No one in this secret, underground lair of luxury and wagers was looking at the vingt-et-un table now.

“What if we both win?” the man to his left said. Jameson was fairly certain the guy was a politician—and even more certain he was sweating.

“The offer’s the same.” Rohan flashed another easy smile, but there was something unsettling about it. The Factotum was wearing another red suit this evening, with black underneath, an ensemble fit for the club’s namesake. “Where angels fear to tread, have your fun instead,” he murmured, his eyes flashing. “But remember…”

The house always wins.

Rohan shifted his gaze to the man on the right and waited. The man took another card. His friend did not.

Rohan dealt himself a card. He flipped the facedown one over. “Dealer wins.”
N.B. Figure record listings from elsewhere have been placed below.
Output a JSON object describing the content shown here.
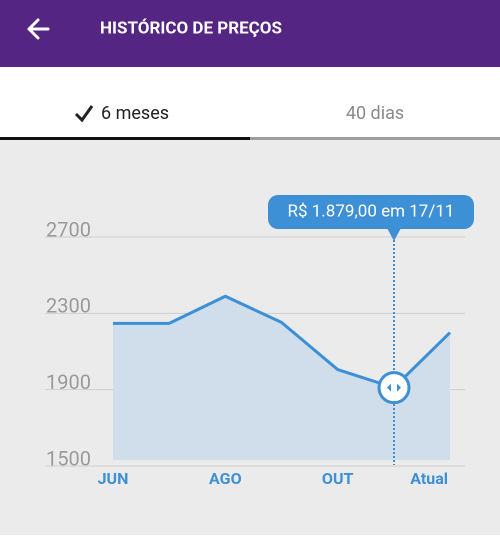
{
  "header": {
    "title": "HISTÓRICO DE PREÇOS"
  },
  "tabs": [
    {
      "label": "6 meses",
      "active": true
    },
    {
      "label": "40 dias",
      "active": false
    }
  ],
  "chart_data": {
    "type": "area",
    "categories": [
      "JUN",
      null,
      "AGO",
      null,
      "OUT",
      null,
      "Atual"
    ],
    "values": [
      2216,
      2216,
      2358,
      2221,
      1974,
      1879,
      2168
    ],
    "color": "#3d8fd6",
    "fill": "#cfdeea",
    "ylim": [
      1500,
      2700
    ],
    "yticks": [
      1500,
      1900,
      2300,
      2700
    ],
    "grid": true,
    "annotation": "R$ 1.879,00 em 17/11"
  }
}
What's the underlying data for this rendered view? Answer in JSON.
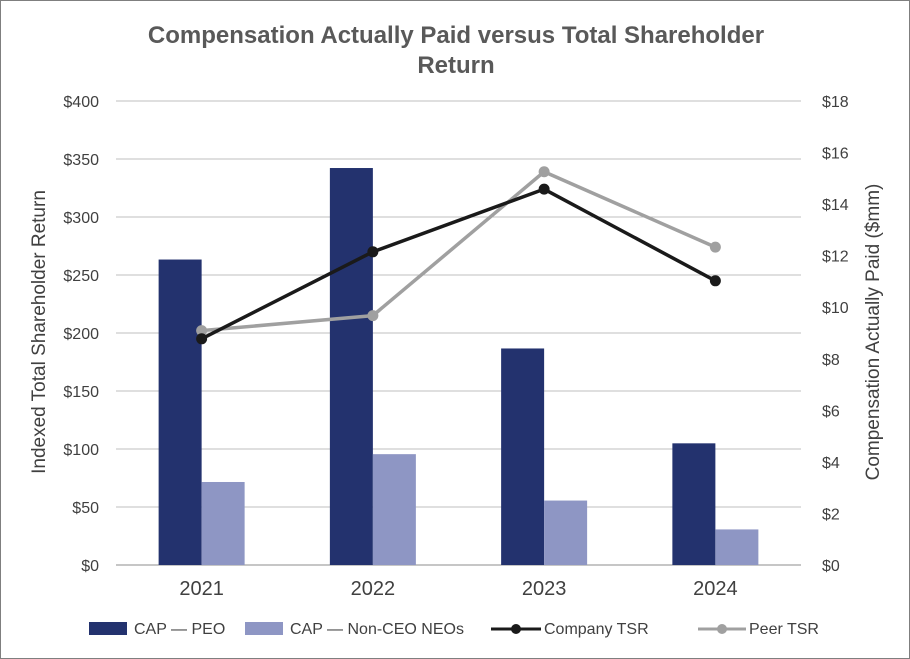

The men said nothing, their faces ashen. The moment Rohan stepped away, the dealer slid back in, the jewel around her neck reminding Jameson that he was being watched.

They all were.

The dealer gathered the losing cards, then nodded to Jameson. “You still in?” she asked.

Out of the corner of his eyes, Jameson saw a man with thick red hair and features that looked carved from stone—and then he saw the space around the man. Other people got out of his way.

Jameson tracked the man’s progression, then turned back to the dealer, in her old-fashioned ballgown. “Actually,” he said, “I’m feeling like a game of whist.”